🤖 AI Summary
This work addresses the limitation of existing cross-view geolocalization methods, which rely on training with specific fields of view (FoV) and suffer significant performance degradation under unknown FoVs or orientations, often necessitating multiple models. To overcome this, we propose SinGeo, a novel framework that introduces curriculum learning to cross-view geolocalization for the first time. SinGeo enhances intra-class separability between ground and satellite images through a dual-branch discriminative learning scheme and aligns cross-view features to achieve robust localization across diverse FoVs within a single model. Notably, our approach requires no additional modules or explicit geometric transformations. We also design a consistency evaluation mechanism to quantify model stability.

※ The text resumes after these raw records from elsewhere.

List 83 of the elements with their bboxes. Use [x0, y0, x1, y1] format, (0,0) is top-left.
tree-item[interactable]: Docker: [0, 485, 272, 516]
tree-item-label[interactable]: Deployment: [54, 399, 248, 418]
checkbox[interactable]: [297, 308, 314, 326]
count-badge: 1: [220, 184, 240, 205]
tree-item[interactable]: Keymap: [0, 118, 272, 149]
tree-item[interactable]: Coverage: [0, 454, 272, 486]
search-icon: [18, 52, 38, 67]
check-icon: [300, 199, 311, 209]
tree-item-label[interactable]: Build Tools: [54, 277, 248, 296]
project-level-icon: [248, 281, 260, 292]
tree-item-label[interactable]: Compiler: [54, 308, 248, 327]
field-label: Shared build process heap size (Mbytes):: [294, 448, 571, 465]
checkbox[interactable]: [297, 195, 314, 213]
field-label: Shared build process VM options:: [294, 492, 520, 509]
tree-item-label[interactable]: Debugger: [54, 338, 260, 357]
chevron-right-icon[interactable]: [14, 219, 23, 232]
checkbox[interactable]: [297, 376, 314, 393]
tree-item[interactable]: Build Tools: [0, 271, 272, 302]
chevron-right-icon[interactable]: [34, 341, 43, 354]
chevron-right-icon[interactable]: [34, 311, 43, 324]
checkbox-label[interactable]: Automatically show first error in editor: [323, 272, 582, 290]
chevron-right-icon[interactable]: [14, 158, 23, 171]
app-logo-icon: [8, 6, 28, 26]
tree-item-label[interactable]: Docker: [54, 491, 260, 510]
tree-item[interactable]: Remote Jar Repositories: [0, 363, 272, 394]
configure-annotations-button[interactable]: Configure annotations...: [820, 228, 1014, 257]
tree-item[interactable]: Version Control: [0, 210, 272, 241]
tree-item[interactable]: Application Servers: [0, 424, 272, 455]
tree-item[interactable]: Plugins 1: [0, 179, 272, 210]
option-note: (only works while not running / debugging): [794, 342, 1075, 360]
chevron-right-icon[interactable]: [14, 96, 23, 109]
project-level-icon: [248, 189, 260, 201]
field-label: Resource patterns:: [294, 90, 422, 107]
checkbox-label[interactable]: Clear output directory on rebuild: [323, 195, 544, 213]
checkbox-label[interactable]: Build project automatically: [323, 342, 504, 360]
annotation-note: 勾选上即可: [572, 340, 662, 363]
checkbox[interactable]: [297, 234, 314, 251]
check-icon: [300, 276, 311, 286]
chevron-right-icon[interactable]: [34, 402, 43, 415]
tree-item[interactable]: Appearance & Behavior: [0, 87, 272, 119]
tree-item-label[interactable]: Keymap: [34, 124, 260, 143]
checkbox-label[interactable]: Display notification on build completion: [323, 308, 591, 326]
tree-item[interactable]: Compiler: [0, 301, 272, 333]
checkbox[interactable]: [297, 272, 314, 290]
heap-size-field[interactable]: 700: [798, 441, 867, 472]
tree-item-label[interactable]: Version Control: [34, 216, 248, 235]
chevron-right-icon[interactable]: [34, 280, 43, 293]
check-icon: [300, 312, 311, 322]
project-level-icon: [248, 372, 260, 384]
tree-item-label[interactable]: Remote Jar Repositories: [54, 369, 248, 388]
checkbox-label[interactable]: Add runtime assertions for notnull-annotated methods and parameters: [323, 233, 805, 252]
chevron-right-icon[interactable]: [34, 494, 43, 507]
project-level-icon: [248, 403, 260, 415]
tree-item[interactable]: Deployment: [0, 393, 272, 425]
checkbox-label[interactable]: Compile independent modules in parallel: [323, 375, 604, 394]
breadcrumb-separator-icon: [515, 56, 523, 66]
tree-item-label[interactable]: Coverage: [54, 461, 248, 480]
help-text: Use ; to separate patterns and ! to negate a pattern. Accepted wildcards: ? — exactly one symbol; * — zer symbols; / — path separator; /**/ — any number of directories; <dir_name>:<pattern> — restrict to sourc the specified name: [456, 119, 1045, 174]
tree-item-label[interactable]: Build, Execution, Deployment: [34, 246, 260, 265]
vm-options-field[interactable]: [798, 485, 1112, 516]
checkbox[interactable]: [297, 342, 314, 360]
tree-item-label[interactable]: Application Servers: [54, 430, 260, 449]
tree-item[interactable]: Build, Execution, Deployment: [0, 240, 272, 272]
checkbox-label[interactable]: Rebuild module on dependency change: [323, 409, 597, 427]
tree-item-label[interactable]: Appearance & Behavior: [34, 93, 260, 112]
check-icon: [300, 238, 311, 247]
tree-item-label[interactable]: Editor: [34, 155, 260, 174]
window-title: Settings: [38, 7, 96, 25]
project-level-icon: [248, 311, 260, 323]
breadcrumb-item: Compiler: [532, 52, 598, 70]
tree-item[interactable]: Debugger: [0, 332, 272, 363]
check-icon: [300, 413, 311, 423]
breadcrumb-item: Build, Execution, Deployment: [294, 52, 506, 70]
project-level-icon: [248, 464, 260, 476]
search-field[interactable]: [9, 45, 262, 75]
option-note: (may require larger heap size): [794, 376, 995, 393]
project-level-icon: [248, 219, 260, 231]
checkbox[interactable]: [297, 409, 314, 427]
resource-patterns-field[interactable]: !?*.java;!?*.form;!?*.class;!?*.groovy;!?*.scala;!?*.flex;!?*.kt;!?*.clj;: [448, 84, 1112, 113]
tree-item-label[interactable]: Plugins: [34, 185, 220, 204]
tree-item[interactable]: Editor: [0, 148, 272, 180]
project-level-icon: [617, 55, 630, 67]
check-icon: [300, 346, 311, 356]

Extensive experiments on four benchmark datasets demonstrate that SinGeo achieves state-of-the-art performance, substantially outperforming methods specifically designed for extreme FoVs, while exhibiting strong cross-architecture transferability.
📝 Abstract
Robust cross-view geo-localization (CVGL) remains challenging despite the surge in recent progress. Existing methods still rely on field-of-view (FoV)-specific training paradigms, where models are optimized under a fixed FoV but collapse when tested on unseen FoVs and unknown orientations. This limitation necessitates deploying multiple models to cover diverse variations. Although studies have explored dynamic FoV training by simply randomizing FoVs, they failed to achieve robustness across diverse conditions -- implicitly assuming all FoVs are equally difficult. To address this gap, we present SinGeo, a simple yet powerful framework that enables a single model to realize robust cross-view geo-localization without additional modules or explicit transformations. SinGeo employs a dual discriminative learning architecture that enhances intra-view discriminability within both ground and satellite branches, and is the first to introduce a curriculum learning strategy to achieve robust CVGL. Extensive evaluations on four benchmark datasets reveal that SinGeo sets state-of-the-art (SOTA) results under diverse conditions, and notably outperforms methods specifically trained for extreme FoVs. Beyond superior performance, SinGeo also exhibits cross-architecture transferability. Furthermore, we propose a consistency evaluation method to quantitatively assess model stability under varying views, providing an explainable perspective for understanding and advancing robustness in future CVGL research. Codes will be available upon acceptance.